Has anyone kept track of all the remakes of Asian horror films? It fairly numbs the mind to even begin counting, as soulless and derivative as they are. I know I've had to slog out to the Cineplex many an opening Friday to catch the latest one that was withheld from press screenings. Even the originals begin to blur together, following the same formula of a wronged spirit -- usually a ghostly girl with stringy black hair and hollow eyes -- entering into the lives of unsuspecting people, often through technology. Usually the heroes think they've solved the riddle at some point, but there's always one more overlooked step at the climax. Very often in the middle the heroes find themselves someplace like a library or an office building that's supposed to be brightly lit, but instead is illuminated only by a few buzzing gray lights. The original Shutter (2004) is different only because it originated in Thailand -- and is set in Bangkok -- rather than Japan. The new American remake squashes even that one unique factor by turning right around and setting the story among Americans in Tokyo.

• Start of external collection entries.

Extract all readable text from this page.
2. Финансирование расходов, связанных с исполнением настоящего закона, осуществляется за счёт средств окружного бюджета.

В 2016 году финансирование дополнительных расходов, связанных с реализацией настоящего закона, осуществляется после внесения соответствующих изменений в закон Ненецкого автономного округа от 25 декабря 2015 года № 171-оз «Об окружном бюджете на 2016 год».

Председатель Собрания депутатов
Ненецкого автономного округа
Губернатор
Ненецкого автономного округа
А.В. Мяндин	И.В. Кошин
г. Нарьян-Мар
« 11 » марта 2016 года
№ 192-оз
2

Ben Shaw (Joshua Jackson) is a professional photographer newly married to blonde hottie Jane (Rachael Taylor), who apparently works as a 6th grade teacher and not a photographer's model. (Um... yeah. How did they meet again?) Just after their honeymoon, they land in Tokyo so that Ben can start his amazing new job, shooting colorful layouts of geisha girls. On the road, their car strikes a girl, though no evidence of her body is ever found. More strange things begin happening. White streaks appear in Ben's photos and Jane begins seeing the girl all over the place. With a little detective work, Jane discovers that Ben actually knew her. She was Megumi Tanaka (Megumi Okina), a shy, uncertain translator. Ben may have been her first love, but he didn't love her quite the same and things ended badly. So why, then, are Ben's buddies Bruno (David Denman) and Adam (John Hensley) suddenly dying?
The original Shutter, co-directed by Banjong Pisanthanakun and Parkpoom Wongpoom, is no work of genius, but it contains several effective set-pieces, many of which are re-created here. There's one in which a fuzzy, indistinct face in a photo suddenly moves. In the original, it's a quick twitch, but here, it moves more slowly; I have to admit the original made me jump a bit more. The best scene has our photographer alone in his studio when the lights suddenly go out. Someone, or something, begins triggering the camera's flashblub, and so we get sudden, half-second bursts of blinding white light. Each burst takes place in a different corner of the room, from a different angle, and in each Megumi seems to be getting closer. Of course, it's amplified with a screaming, terror-filled soundtrack. It's real David Lynch-like stuff, and though it doesn't exactly send chills up the spine, it's certainly disorienting and it works with the "photography" theme.
To its credit, the new film runs a bit smoother and leaner, clocking in a few minutes shorter than the original and excising a few stupid scenes -- like one in a truckstop bathroom -- that just don't work. This one also tightens up the plot strings a bit; when the photographer has a pain in his neck, it now logically comes from the car crash. In the original, it just comes up for no reason. The new film also gives the Jane character bit more to do; she's more actively involved and more curious than the casual girlfriend from the original. The remake is also competently made, clearly directed by Masayuki Ochiai, with gorgeous cinematography by Katsumi Yanagishima, who shot most of Takeshi Kitano's films in Japan. (We get many a tourist's view of Tokyo's cityscape.) The original film apparently used a few "real" spirit photos -- pictures with the white streaks or other ghostly images -- as well as faked ones, and the filmmakers claim that a spirit photo was snapped on set. I'm not sure if the new film makes the same claim, but some of the photos shown are certainly intriguing.
But, really, what's the point? It's a hugely cynical and callous ploy to get teenagers into the theaters for one week before the bad word of mouth spreads. It's specifically aimed at people too lazy to read the subtitles on the original (not that the original is any picnic either). It's a business deal rather than a movie, and the good work is the result of busy drones hoping for a promotion to something more interesting. This lack of connection comes through emotionally: Ben and Jane never really seem like they're married or that they even know each other, nor is there any chemistry between any of the other characters. I love horror films and I can usually find something to like, even in bad ones like this or last January's One Missed Call. But how much more often will viewers take being treated like this?